Do you know of any audio / video / electronics stores in the Angeles / San Fernando / Subic area that sell a selection of brand name home theatre audio systems?

Here is Subic I have been to several places including Abensen and Western Appliance, and they both have some Pioneer HT receivers, but nothing else. They are ok but I was hoping to find some other options to look at.

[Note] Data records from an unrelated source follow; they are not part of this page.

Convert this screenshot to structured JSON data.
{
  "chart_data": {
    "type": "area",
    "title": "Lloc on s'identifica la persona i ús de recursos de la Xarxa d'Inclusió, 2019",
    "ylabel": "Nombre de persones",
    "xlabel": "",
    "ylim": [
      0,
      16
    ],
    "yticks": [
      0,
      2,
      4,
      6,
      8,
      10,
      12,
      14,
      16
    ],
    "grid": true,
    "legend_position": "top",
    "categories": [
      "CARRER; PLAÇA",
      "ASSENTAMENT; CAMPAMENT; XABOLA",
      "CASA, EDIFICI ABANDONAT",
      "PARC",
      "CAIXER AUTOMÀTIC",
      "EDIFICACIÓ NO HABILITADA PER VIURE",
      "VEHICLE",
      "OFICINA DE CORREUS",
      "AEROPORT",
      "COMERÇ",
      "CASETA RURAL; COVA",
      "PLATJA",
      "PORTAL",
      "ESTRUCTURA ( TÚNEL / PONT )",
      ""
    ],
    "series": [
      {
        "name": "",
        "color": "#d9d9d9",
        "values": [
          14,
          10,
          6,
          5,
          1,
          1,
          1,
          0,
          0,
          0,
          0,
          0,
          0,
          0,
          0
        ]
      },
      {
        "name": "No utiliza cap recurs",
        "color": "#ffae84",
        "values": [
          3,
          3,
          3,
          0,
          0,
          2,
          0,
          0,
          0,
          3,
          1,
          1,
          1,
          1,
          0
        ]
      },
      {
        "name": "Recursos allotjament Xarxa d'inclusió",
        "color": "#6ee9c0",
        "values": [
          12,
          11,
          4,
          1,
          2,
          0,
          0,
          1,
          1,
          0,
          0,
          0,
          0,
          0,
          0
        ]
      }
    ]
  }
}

At Alabang Festival mall down south of Manila there was a high end shop, but I am not wanting to spend a fortune. I would just like to find a nice solid name brand unit for a reasonable price. Reasonable probably means double what it would cost in the U.S.!

Any tips are appreciated!


----------



## Phil_expat (Jan 3, 2011)

Enigma is one of the better stores
Enigma Technologies Home Page


----------



## Phil_expat (Jan 3, 2011)

Since the tariff is high on electronic items coming in the Philippines I usually buy them during my visits to the USA. I take them out the box and pack them like it was used. Did this at least 12 times and customs never check my luggage. Philippine homes are wired the same as USA two 110v and one common. They get 220v by using the two 110V same as 220v appliances in the USA. I simply replace one of the 110V with the common at the AC outlet for my 110V items.


----------



## DonAndAbby (Jan 7, 2013)

Phil_expat said:


> Enigma is one of the better stores
> Enigma Technologies Home Page


Thanks for the tip! I will take a look.

I had a really nice older Denon last year in the US, but I sold it when I left because it was not HDMI capable.

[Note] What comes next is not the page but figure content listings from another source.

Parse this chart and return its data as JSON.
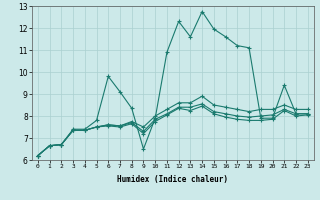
{
  "xlabel": "Humidex (Indice chaleur)",
  "bg_color": "#cce9e9",
  "grid_color": "#aad0d0",
  "line_color": "#1a7a6e",
  "xlim": [
    -0.5,
    23.5
  ],
  "ylim": [
    6,
    13
  ],
  "xticks": [
    0,
    1,
    2,
    3,
    4,
    5,
    6,
    7,
    8,
    9,
    10,
    11,
    12,
    13,
    14,
    15,
    16,
    17,
    18,
    19,
    20,
    21,
    22,
    23
  ],
  "yticks": [
    6,
    7,
    8,
    9,
    10,
    11,
    12,
    13
  ],
  "series": [
    [
      6.2,
      6.65,
      6.7,
      7.4,
      7.4,
      7.8,
      9.8,
      9.1,
      8.35,
      6.5,
      7.9,
      10.9,
      12.3,
      11.6,
      12.75,
      11.95,
      11.6,
      11.2,
      11.1,
      7.9,
      7.9,
      9.4,
      8.1,
      8.1
    ],
    [
      6.2,
      6.65,
      6.7,
      7.35,
      7.35,
      7.5,
      7.55,
      7.5,
      7.65,
      7.2,
      7.75,
      8.05,
      8.35,
      8.25,
      8.45,
      8.1,
      7.95,
      7.85,
      7.8,
      7.8,
      7.85,
      8.25,
      8.0,
      8.05
    ],
    [
      6.2,
      6.65,
      6.7,
      7.35,
      7.35,
      7.5,
      7.6,
      7.55,
      7.7,
      7.3,
      7.85,
      8.1,
      8.4,
      8.4,
      8.55,
      8.2,
      8.1,
      8.0,
      7.95,
      8.0,
      8.05,
      8.3,
      8.1,
      8.1
    ],
    [
      6.2,
      6.65,
      6.7,
      7.35,
      7.35,
      7.5,
      7.6,
      7.55,
      7.75,
      7.5,
      8.0,
      8.3,
      8.6,
      8.6,
      8.9,
      8.5,
      8.4,
      8.3,
      8.2,
      8.3,
      8.3,
      8.5,
      8.3,
      8.3
    ]
  ]
}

I see that Enigma carries TCL TVs. Anybody tried them yet? I have been looking at those too. Very good reviews on Amazon.com US.


----------



## Glen48 (Jul 6, 2012)

You looking for Audio or over head projector surround sound?


----------



## DonAndAbby (Jan 7, 2013)

Glen48 said:


> You looking for Audio or over head projector surround sound?


Home Theater Surround Receiver and also LED TV, but I can find the TV here in Subic. The only HT receiver here is Pioneer.

Thanks!


----------



## Glen48 (Jul 6, 2012)

Ok should be a good brand.


----------



## DonAndAbby (Jan 7, 2013)

Just in case anyone is interested, we went to SM City Pampanga in San Fernando yesterday, and they have a HUGE SM Appliance store there. They had some home theater equipment by Yamaha that was nice, and a few other brands including Pioneer.


----------



## Asian Spirit (Mar 1, 2010)

DonAndAbby said:


> Just in case anyone is interested, we went to SM City Pampanga in San Fernando yesterday, and they have a HUGE SM Appliance store there. They had some home theater equipment by Yamaha that was nice, and a few other brands including Pioneer.


*Cool--I think they are having a system wide sale on stuff like that. Even at SM Clark this weekend there is supposed to be a sale...*


----------